Timer benchmark results @ https://gist.github.com/LyleScott/d17e9d314fbe6fc29767d8c5c029c362
"""
from __future__ import print_function

import math
import numpy as np


def rotate_via_numpy(xy, radians):
    """Use numpy to build a rotation matrix and take the dot product."""
    x, y = xy
    c, s = np.cos(radians), np.sin(radians)
    j = np.matrix([[c, s], [-s, c]])
    m = np.dot(j, [x, y])

    return float(m.T[0]), float(m.T[1])


def rotate_origin_only(xy, radians):
    """Only rotate a point around the origin (0, 0)."""
    x, y = xy
    xx = x * math.cos(radians) + y * math.sin(radians)
    yy = -x * math.sin(radians) + y * math.cos(radians)

    return xx, yy


def rotate_around_point_lowperf(point, radians, origin=(0, 0)):
    """Rotate a point around a given point.
    
    I call this the "low performance" version since it's recalculating
    the same values more than once [cos(radians), sin(radians), x-ox, y-oy).
    It's more readable than the next function, though.
    """
    x, y = point
    ox, oy = origin

    qx = ox + math.cos(radians) * (x - ox) + math.sin(radians) * (y - oy)
    qy = oy + -math.sin(radians) * (x - ox) + math.cos(radians) * (y - oy)

    return qx, qy


def rotate_around_point_highperf(xy, radians, origin=(0, 0)):
    """Rotate a point around a given point.
    
    I call this the "high performance" version since we're caching some
    values that are needed >1 time.
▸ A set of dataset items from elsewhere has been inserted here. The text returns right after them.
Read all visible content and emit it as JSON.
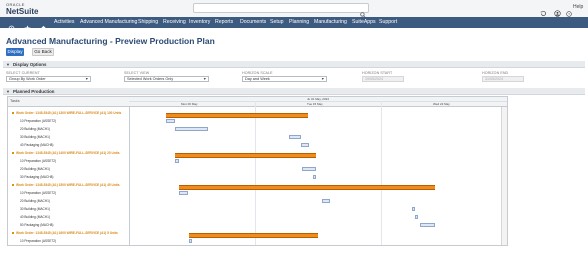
{
  "header": {
    "logo_top": "ORACLE",
    "logo_main": "NetSuite",
    "search_placeholder": "",
    "help": "Help"
  },
  "nav": {
    "items": [
      "Activities",
      "Advanced Manufacturing",
      "Shipping",
      "Receiving",
      "Inventory",
      "Reports",
      "Documents",
      "Setup",
      "Planning",
      "Manufacturing",
      "SuiteApps",
      "Support"
    ]
  },
  "page": {
    "title": "Advanced Manufacturing - Preview Production Plan",
    "display_button": "Display",
    "goback_button": "Go Back"
  },
  "display_options": {
    "title": "Display Options",
    "fields": [
      {
        "label": "SELECT CURRENT",
        "value": "Group By Work Order"
      },
      {
        "label": "SELECT VIEW",
        "value": "Selected Work Orders Only"
      },
      {
        "label": "HORIZON SCALE",
        "value": "Day and Week"
      },
      {
        "label": "HORIZON START",
        "value": "19/05/2024"
      },
      {
        "label": "HORIZON END",
        "value": "31/05/2024"
      }
    ]
  },
  "planned_production": {
    "title": "Planned Production",
    "tasks_header": "Tasks",
    "month_label": "Ju 01 May, 2024",
    "days": [
      "Mon 06 May",
      "Tue 15 May",
      "Wed 22 May"
    ],
    "rows": [
      {
        "label": "Work Order: 1345-5345 (A1) 1300 WIRE-FULL-SERVICE (A1) 100 Units",
        "type": "wo"
      },
      {
        "label": "10 Preparation (ASSET2)",
        "type": "op"
      },
      {
        "label": "20 Building (MACH1)",
        "type": "op"
      },
      {
        "label": "30 Building (MACH1)",
        "type": "op"
      },
      {
        "label": "40 Packaging (MACH8)",
        "type": "op"
      },
      {
        "label": "Work Order: 1345-5345 (A1) 1400 WIRE-FULL-SERVICE (A1) 20 Units",
        "type": "wo"
      },
      {
        "label": "10 Preparation (ASSET2)",
        "type": "op"
      },
      {
        "label": "20 Building (MACH1)",
        "type": "op"
      },
      {
        "label": "30 Packaging (MACH8)",
        "type": "op"
      },
      {
        "label": "Work Order: 1345-5345 (A1) 1500 WIRE-FULL-SERVICE (A1) 45 Units",
        "type": "wo"
      },
      {
        "label": "10 Preparation (ASSET2)",
        "type": "op"
      },
      {
        "label": "20 Building (MACH1)",
        "type": "op"
      },
      {
        "label": "30 Building (MACH1)",
        "type": "op"
      },
      {
        "label": "40 Building (MACH1)",
        "type": "op"
      },
      {
        "label": "50 Packaging (MACH8)",
        "type": "op"
      },
      {
        "label": "Work Order: 1345-5345 (A1) 1600 WIRE-FULL-SERVICE (A1) 5 Units",
        "type": "wo"
      },
      {
        "label": "10 Preparation (ASSET2)",
        "type": "op"
      }
    ]
  },
  "colors": {
    "nav_bg": "#3d5a80",
    "title": "#2a4a75",
    "work_order_bar": "#f08c1e",
    "operation_bar": "#dde7f5",
    "primary_button": "#2f6fc1"
  }
}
It's less readable than the previous
    function but it's faster.
    """
    x, y = xy
    offset_x, offset_y = origin
    adjusted_x = (x - offset_x)
    adjusted_y = (y - offset_y)
    cos_rad = math.cos(radians)
    sin_rad = math.sin(radians)
    qx = offset_x + cos_rad * adjusted_x + sin_rad * adjusted_y
    qy = offset_y + -sin_rad * adjusted_x + cos_rad * adjusted_y

    return qx, qy


def _main():
    theta = math.radians(90)
    point = (5, -11)

    print(rotate_via_numpy(point, theta))
    print(rotate_origin_only(point, theta))
    print(rotate_around_point_lowperf(point, theta))
    print(rotate_around_point_highperf(point, theta))
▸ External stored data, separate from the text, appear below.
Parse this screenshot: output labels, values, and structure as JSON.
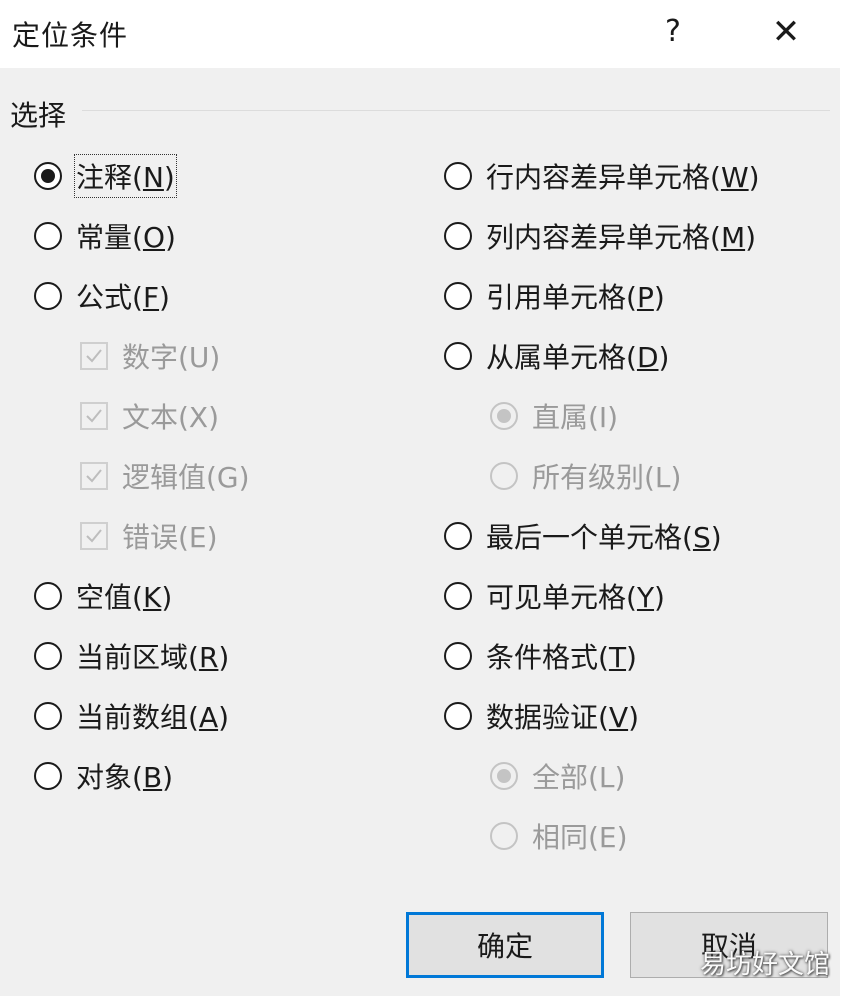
{
  "dialog": {
    "title": "定位条件",
    "help": "?",
    "close": "✕"
  },
  "group": {
    "label": "选择"
  },
  "left": [
    {
      "key": "comments",
      "text": "注释(",
      "mn": "N",
      "end": ")",
      "checked": true
    },
    {
      "key": "constants",
      "text": "常量(",
      "mn": "O",
      "end": ")",
      "checked": false
    },
    {
      "key": "formulas",
      "text": "公式(",
      "mn": "F",
      "end": ")",
      "checked": false
    }
  ],
  "formula_types": [
    {
      "key": "numbers",
      "text": "数字(U)",
      "checked": true
    },
    {
      "key": "text",
      "text": "文本(X)",
      "checked": true
    },
    {
      "key": "logicals",
      "text": "逻辑值(G)",
      "checked": true
    },
    {
      "key": "errors",
      "text": "错误(E)",
      "checked": true
    }
  ],
  "left2": [
    {
      "key": "blanks",
      "text": "空值(",
      "mn": "K",
      "end": ")",
      "checked": false
    },
    {
      "key": "current_region",
      "text": "当前区域(",
      "mn": "R",
      "end": ")",
      "checked": false
    },
    {
      "key": "current_array",
      "text": "当前数组(",
      "mn": "A",
      "end": ")",
      "checked": false
    },
    {
      "key": "objects",
      "text": "对象(",
      "mn": "B",
      "end": ")",
      "checked": false
    }
  ],
  "right": [
    {
      "key": "row_diff",
      "text": "行内容差异单元格(",
      "mn": "W",
      "end": ")",
      "checked": false
    },
    {
      "key": "col_diff",
      "text": "列内容差异单元格(",
      "mn": "M",
      "end": ")",
      "checked": false
    },
    {
      "key": "precedents",
      "text": "引用单元格(",
      "mn": "P",
      "end": ")",
      "checked": false
    },
    {
      "key": "dependents",
      "text": "从属单元格(",
      "mn": "D",
      "end": ")",
      "checked": false
    }
  ],
  "dependents_sub": [
    {
      "key": "direct_only",
      "text": "直属(I)",
      "checked": true
    },
    {
      "key": "all_levels",
      "text": "所有级别(L)",
      "checked": false
    }
  ],
  "right2": [
    {
      "key": "last_cell",
      "text": "最后一个单元格(",
      "mn": "S",
      "end": ")",
      "checked": false
    },
    {
      "key": "visible_cells",
      "text": "可见单元格(",
      "mn": "Y",
      "end": ")",
      "checked": false
    },
    {
      "key": "conditional_formats",
      "text": "条件格式(",
      "mn": "T",
      "end": ")",
      "checked": false
    },
    {
      "key": "data_validation",
      "text": "数据验证(",
      "mn": "V",
      "end": ")",
      "checked": false
    }
  ],
  "validation_sub": [
    {
      "key": "all",
      "text": "全部(L)",
      "checked": true
    },
    {
      "key": "same",
      "text": "相同(E)",
      "checked": false
    }
  ],
  "buttons": {
    "ok": "确定",
    "cancel": "取消"
  },
  "watermark": "易坊好文馆",
  "colors": {
    "accent": "#0078d7",
    "client_bg": "#f0f0f0",
    "disabled": "#9a9a9a"
  }
}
if __name__ == '__main__':
    _main()

AFAIK signs in

    qx = offset_x + cos_rad * adjusted_x + sin_rad * adjusted_y
    qy = offset_y + -sin_rad * adjusted_x + cos_rad * adjusted_y

are incorrect. Please refer to rotation matrix in https://en.wikipedia.org/wiki/Rotation_matrix

@Ajk4
They are not incorrect if you are rotating clockwise. But, if the intention is to rotate in the counterclockwise direction, you are right.

thank you :D
i always forget how to rotate things
so having this is very handy

Thank you! The best and most insightful source in the web! I will print and frame it.